Making Farmers More Resilient
In Jasi, a remote community of rutted dirt roads and round mud huts, corn has long been the staple. But this year, Mughogho's group has given the village three bags of seed that's much more drought-tolerant: millet and sorghum.
"They would not require as much moisture to grow and to mature and to harvest," he says.
The donation comes with a condition; next year, farmers here will pass on three bags of their seed to another village.
Eagles is also training farmers to plant differently. Farmer Zachariah Jim shows me a big, rectangle plot covered with hay. Staggered wooden sticks designate where rows of corn and beans are to be planted in zigzag fashion.
"It's to help collect water and conserve it," he explains, "so that hard downpours don't carry away the soil, and the seeds with it."
But even with new methods and new crops, farmers still need rain. And they need to know: When is it safe to plant?
To show me the answer, another farmer, Michael Foley, unlocks a chain-link fence that surrounds a squat, concrete box. Eagles Relief installed it a year ago.
"This is the rain gauge," he says, pulling a dark, metal cylinder out of the center. "You can see this pail in which rain falls."
Last year Foley tracked rainfall levels on a chart provided by the state meteorological agency.
"When it rained at 26.7 millimeters," he says, "we put it on the note boards at the church and at schools, so that people can know they can plant millet."
With exactly that much rain, the soil would be moist enough for millet seeds to sprout. Corn needs more — 35.6 millimeters. That level wasn't reached until late December, more than a month after traditional planting time.

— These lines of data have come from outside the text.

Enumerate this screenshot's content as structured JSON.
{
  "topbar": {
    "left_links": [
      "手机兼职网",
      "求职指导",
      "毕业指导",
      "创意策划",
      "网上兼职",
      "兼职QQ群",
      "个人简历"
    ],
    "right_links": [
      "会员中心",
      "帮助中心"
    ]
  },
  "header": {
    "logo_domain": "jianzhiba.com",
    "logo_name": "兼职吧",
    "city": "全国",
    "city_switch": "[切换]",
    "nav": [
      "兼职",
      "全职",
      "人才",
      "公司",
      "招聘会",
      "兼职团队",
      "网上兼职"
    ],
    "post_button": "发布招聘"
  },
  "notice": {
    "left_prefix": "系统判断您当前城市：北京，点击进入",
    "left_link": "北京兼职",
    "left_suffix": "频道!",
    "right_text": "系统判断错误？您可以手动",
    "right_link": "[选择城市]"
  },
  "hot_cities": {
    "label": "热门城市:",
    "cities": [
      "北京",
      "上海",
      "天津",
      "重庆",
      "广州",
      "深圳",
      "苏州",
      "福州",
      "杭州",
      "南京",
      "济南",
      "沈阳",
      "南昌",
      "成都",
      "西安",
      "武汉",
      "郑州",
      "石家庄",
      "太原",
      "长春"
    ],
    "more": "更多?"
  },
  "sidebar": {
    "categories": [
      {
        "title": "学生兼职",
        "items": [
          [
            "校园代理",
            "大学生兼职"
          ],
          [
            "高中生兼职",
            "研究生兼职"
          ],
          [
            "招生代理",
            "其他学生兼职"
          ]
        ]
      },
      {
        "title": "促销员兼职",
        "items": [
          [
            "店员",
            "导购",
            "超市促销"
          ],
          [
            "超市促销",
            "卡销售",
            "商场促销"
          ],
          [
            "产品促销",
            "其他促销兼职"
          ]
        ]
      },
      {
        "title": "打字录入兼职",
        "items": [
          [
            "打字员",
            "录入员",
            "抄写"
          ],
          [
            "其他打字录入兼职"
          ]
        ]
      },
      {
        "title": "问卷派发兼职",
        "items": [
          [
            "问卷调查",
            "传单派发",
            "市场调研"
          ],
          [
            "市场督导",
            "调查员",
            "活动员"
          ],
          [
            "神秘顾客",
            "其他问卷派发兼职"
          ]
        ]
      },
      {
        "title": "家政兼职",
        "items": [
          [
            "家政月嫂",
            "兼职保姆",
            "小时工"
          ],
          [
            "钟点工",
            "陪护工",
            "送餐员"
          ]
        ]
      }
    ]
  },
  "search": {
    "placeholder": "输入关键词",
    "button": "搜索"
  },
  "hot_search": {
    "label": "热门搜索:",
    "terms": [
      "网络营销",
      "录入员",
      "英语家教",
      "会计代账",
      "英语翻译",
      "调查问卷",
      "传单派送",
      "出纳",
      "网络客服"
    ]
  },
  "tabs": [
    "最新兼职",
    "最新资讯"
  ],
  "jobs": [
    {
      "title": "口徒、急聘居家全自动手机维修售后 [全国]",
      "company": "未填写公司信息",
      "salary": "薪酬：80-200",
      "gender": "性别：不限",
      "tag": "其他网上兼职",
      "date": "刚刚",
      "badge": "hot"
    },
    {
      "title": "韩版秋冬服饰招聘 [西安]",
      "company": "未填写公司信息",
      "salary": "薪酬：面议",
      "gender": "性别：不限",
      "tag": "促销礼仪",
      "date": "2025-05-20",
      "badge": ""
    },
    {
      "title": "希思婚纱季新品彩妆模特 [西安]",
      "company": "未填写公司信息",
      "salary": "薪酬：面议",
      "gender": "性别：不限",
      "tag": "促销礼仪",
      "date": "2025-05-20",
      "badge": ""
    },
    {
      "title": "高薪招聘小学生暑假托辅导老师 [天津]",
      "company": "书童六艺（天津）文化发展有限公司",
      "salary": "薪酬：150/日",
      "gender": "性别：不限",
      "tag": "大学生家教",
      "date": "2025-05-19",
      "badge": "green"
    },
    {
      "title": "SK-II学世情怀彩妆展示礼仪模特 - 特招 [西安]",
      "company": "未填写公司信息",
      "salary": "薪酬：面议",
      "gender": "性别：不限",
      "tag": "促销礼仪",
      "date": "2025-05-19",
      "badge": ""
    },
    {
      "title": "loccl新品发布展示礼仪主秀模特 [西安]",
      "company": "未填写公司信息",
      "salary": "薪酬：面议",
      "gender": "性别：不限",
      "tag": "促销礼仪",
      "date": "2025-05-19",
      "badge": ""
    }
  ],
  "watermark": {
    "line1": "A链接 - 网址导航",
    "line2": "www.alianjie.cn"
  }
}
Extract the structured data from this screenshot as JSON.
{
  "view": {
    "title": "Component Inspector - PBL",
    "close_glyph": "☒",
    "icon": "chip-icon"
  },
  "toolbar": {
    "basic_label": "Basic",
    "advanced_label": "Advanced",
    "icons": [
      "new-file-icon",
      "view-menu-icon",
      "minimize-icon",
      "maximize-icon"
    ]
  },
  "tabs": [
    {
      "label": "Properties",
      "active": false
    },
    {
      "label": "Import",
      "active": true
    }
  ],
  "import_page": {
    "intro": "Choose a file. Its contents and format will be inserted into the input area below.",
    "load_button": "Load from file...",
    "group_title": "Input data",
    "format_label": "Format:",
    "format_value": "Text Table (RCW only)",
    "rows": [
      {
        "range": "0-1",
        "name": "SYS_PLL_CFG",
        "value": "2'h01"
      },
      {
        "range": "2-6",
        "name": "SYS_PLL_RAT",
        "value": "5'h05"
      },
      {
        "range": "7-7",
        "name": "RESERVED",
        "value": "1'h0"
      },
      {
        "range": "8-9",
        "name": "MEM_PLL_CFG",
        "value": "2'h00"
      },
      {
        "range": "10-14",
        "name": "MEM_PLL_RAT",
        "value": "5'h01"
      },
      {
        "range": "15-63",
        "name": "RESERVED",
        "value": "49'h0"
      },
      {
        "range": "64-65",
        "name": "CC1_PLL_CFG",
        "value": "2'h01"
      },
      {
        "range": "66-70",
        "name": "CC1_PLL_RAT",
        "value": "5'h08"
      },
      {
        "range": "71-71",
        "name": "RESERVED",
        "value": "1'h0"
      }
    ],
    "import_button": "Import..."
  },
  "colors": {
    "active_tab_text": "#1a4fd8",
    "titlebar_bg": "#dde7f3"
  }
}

The measurements are sent to the state meteorological office, which broadcasts them on the radio. And this year the office is sending its forecasts straight to Jasi's farmers, via text message. Foley and others pull out their cellphones to show me the latest one: cloudy, with a chance of showers.
From Paradise To Hunger
Despite all of his work, Mughogho still worries about Malawi's farmers. Eagles Relief and Development sets up pumps to irrigate crops near rivers. But with changing rainfall patterns, rivers are drying up. That means no more fish, an important source of protein. And as temperatures rise, crop yields are expected to fall.
"Basically, our grandfathers had a better quality of life than their grandchildren right now," Mughogho says. "Looking at the bigger picture, you've got to ask yourself, 'What's the future like for these communities?' "
Everes Genti wonders as well. The Jasi grandmother isn't sure how old she is, but she remembers when farming life felt like paradise.
"In the 1980s, we were just so free," she says. "When we planted, we were so sure we were going to get a harvest from the field."
Now, she says, her family is hungry. Since a big drought three years ago, they have cut back from three meals a day to two. Eagles Relief has offered one last lifeline; it's given Genti two goats, and one is already pregnant.
"We'll sell the offspring," she says, "and buy food."